Although, the film does not waste time shocking the audience, the first scene starts off seemingly normal, with passengers engaging in normal conversation as they board a plane and prepare for takeoff. However, things soon take a quick and bizarre turn for the worse as the passengers realize that they all share a connection to a man by the name of Gabriel Pasternak, who they have all wronged in some way. When the flight attendant informs the passengers that this man is the pilot of the flight, they realize that they are doomed.
The remaining five stories are no less violent or disturbing. Other vignettes from the film involve poisoning, bloody murder, explosions, road-rage gone bad, the use of multiple weapons and the visual representation of urination and excrement.
Despite lacking a cohesive plot line and certainly not lifting the spirits of the viewer, “Wild Tales” was enjoyable and profound, even if bizarre and often mildly uncomfortable to watch. In its own exaggerated way, the film touches on the natural human inclination for revenge and, at times, satisfied the desire for redemption, even at a high cost. The fluidity of the six different scenes and the common theme that each one shared prevented the movie from becoming confusing.
Music was used sparingly, but appropriately and complemented the overall emotions established by the action onscreen. The actors, though unknown to most American viewers, were talented and did well at maintaining the appropriate amount of ridiculousness and surrealism. The plot lines were riddled with sarcasm, irony and bits of humor. The acting went a long way toward fully conveying these elements, especially in light of the limitations of translation and subtitles.
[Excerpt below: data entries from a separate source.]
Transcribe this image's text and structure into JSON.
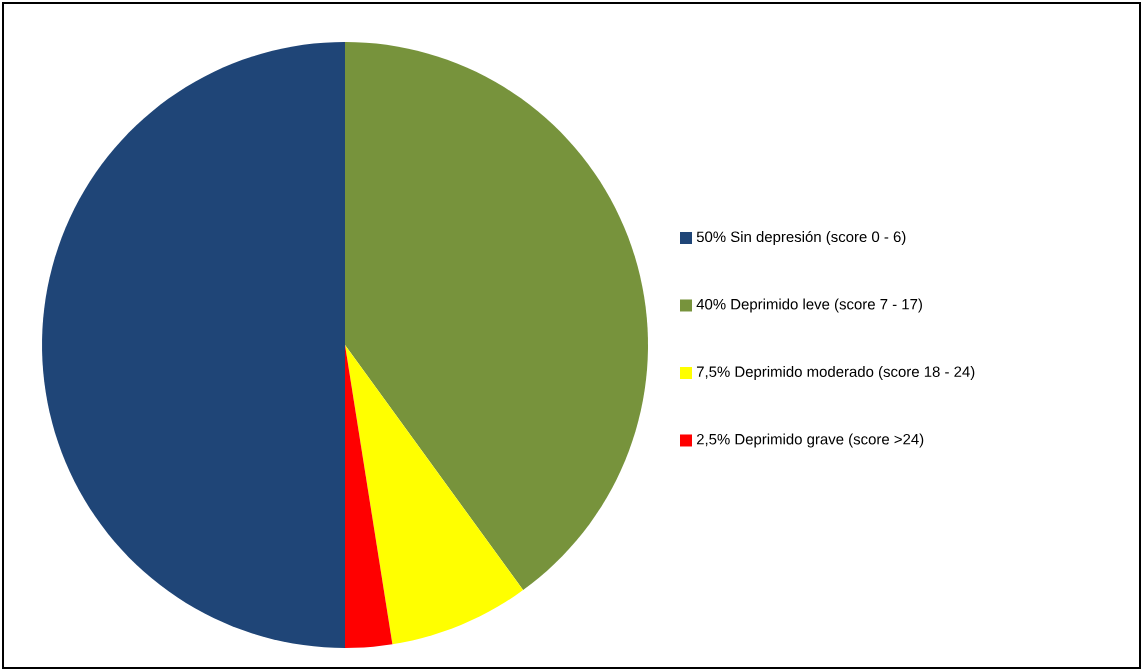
{
  "chart_data": {
    "type": "pie",
    "categories": [
      "50% Sin depresión (score 0 - 6)",
      "40% Deprimido leve (score 7 - 17)",
      "7,5% Deprimido moderado (score 18 - 24)",
      "2,5% Deprimido grave (score >24)"
    ],
    "values": [
      50,
      40,
      7.5,
      2.5
    ],
    "colors": [
      "#1f4577",
      "#77933c",
      "#ffff00",
      "#ff0000"
    ],
    "legend": "right"
  }
}
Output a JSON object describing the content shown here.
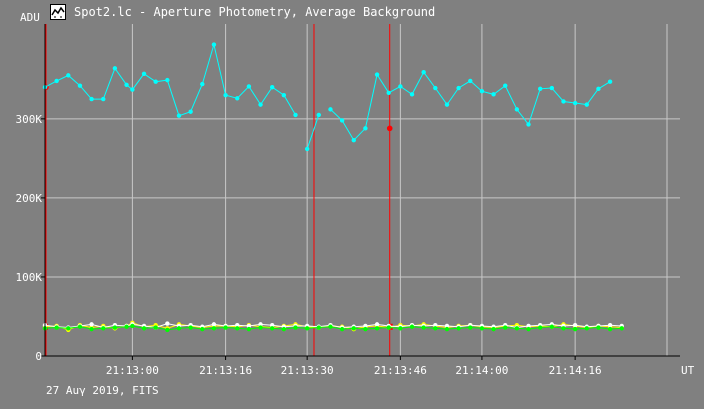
{
  "window": {
    "title": "Spot2.lc - Aperture Photometry, Average Background"
  },
  "footer": {
    "date_label": "27 Auγ 2019, FITS"
  },
  "icon": "lightcurve-app-icon",
  "colors": {
    "background": "#808080",
    "grid": "#c8c8c8",
    "axis": "#000000",
    "cyan": "#00ffff",
    "yellow": "#ffff00",
    "white": "#ffffff",
    "green": "#00ff00",
    "marker": "#ff0000"
  },
  "chart_data": {
    "type": "line",
    "ylabel": "ADU",
    "xlabel": "UT",
    "ylim": [
      0,
      420000
    ],
    "xlim": [
      "21:12:45",
      "21:14:34"
    ],
    "y_ticks": [
      {
        "value": 0,
        "label": "0"
      },
      {
        "value": 100000,
        "label": "100K"
      },
      {
        "value": 200000,
        "label": "200K"
      },
      {
        "value": 300000,
        "label": "300K"
      }
    ],
    "x_ticks": [
      {
        "value": "21:13:00",
        "label": "21:13:00"
      },
      {
        "value": "21:13:16",
        "label": "21:13:16"
      },
      {
        "value": "21:13:30",
        "label": "21:13:30"
      },
      {
        "value": "21:13:46",
        "label": "21:13:46"
      },
      {
        "value": "21:14:00",
        "label": "21:14:00"
      },
      {
        "value": "21:14:16",
        "label": "21:14:16"
      }
    ],
    "markers": [
      "21:12:45",
      "21:13:31",
      "21:13:44"
    ],
    "grid": true,
    "x": [
      "21:12:45",
      "21:12:47",
      "21:12:49",
      "21:12:51",
      "21:12:53",
      "21:12:55",
      "21:12:57",
      "21:12:59",
      "21:13:00",
      "21:13:02",
      "21:13:04",
      "21:13:06",
      "21:13:08",
      "21:13:10",
      "21:13:12",
      "21:13:14",
      "21:13:16",
      "21:13:18",
      "21:13:20",
      "21:13:22",
      "21:13:24",
      "21:13:26",
      "21:13:28",
      "21:13:30",
      "21:13:32",
      "21:13:34",
      "21:13:36",
      "21:13:38",
      "21:13:40",
      "21:13:42",
      "21:13:44",
      "21:13:46",
      "21:13:48",
      "21:13:50",
      "21:13:52",
      "21:13:54",
      "21:13:56",
      "21:13:58",
      "21:14:00",
      "21:14:02",
      "21:14:04",
      "21:14:06",
      "21:14:08",
      "21:14:10",
      "21:14:12",
      "21:14:14",
      "21:14:16",
      "21:14:18",
      "21:14:20",
      "21:14:22",
      "21:14:24",
      "21:14:26",
      "21:14:28",
      "21:14:30",
      "21:14:32"
    ],
    "series": [
      {
        "color": "cyan",
        "values": [
          340000,
          348000,
          355000,
          342000,
          325000,
          325000,
          364000,
          343000,
          337000,
          357000,
          347000,
          349000,
          304000,
          309000,
          344000,
          394000,
          330000,
          326000,
          341000,
          318000,
          340000,
          330000,
          305000,
          262000,
          305000,
          312000,
          298000,
          273000,
          288000,
          356000,
          333000,
          341000,
          331000,
          359000,
          339000,
          318000,
          339000,
          348000,
          335000,
          331000,
          342000,
          312000,
          293000,
          338000,
          339000,
          322000,
          320000,
          318000,
          338000,
          347000,
          null,
          null,
          null,
          null,
          null
        ],
        "gaps": [
          22,
          24
        ]
      },
      {
        "color": "yellow",
        "values": [
          37000,
          38000,
          33000,
          39000,
          36000,
          38000,
          35000,
          38000,
          42000,
          37000,
          39000,
          35000,
          40000,
          38000,
          36000,
          38000,
          38000,
          37000,
          39000,
          37000,
          36000,
          38000,
          40000,
          37000,
          36000,
          38000,
          37000,
          34000,
          37000,
          38000,
          36000,
          39000,
          38000,
          40000,
          38000,
          36000,
          38000,
          39000,
          37000,
          36000,
          38000,
          39000,
          37000,
          38000,
          37000,
          40000,
          38000,
          36000,
          38000,
          37000,
          36000,
          null,
          null,
          null,
          null
        ]
      },
      {
        "color": "white",
        "values": [
          39000,
          37000,
          36000,
          38000,
          40000,
          36000,
          39000,
          38000,
          40000,
          38000,
          36000,
          41000,
          38000,
          39000,
          37000,
          40000,
          38000,
          39000,
          38000,
          40000,
          39000,
          37000,
          38000,
          38000,
          37000,
          39000,
          36000,
          37000,
          38000,
          40000,
          38000,
          37000,
          39000,
          38000,
          39000,
          38000,
          37000,
          39000,
          38000,
          37000,
          39000,
          36000,
          38000,
          39000,
          40000,
          38000,
          39000,
          37000,
          38000,
          39000,
          38000,
          null,
          null,
          null,
          null
        ]
      },
      {
        "color": "green",
        "values": [
          35000,
          36000,
          35000,
          37000,
          34000,
          35000,
          36000,
          37000,
          38000,
          35000,
          36000,
          33000,
          35000,
          36000,
          34000,
          35000,
          36000,
          35000,
          34000,
          36000,
          35000,
          34000,
          36000,
          35000,
          36000,
          37000,
          34000,
          35000,
          34000,
          35000,
          36000,
          35000,
          37000,
          36000,
          35000,
          34000,
          35000,
          36000,
          35000,
          34000,
          36000,
          35000,
          34000,
          36000,
          37000,
          35000,
          34000,
          35000,
          36000,
          34000,
          35000,
          null,
          null,
          null,
          null
        ]
      }
    ]
  }
}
Overall, the movie earns a four out of five stars for its unique format and engaging plot lines, great acting, stellar directing and fantastic use of surrealism. However, this recommendation comes with caution, as most mainstream viewers may be looking for something with a more traditional plot and style. Furthermore, viewers must be prepared for the numerous scenes that are openly graphic and offensive. For the viewer who wants something non-traditional, thought-provoking and slightly artsy, “Wild Tales” is a great movie that earns its status as an Oscar nominee.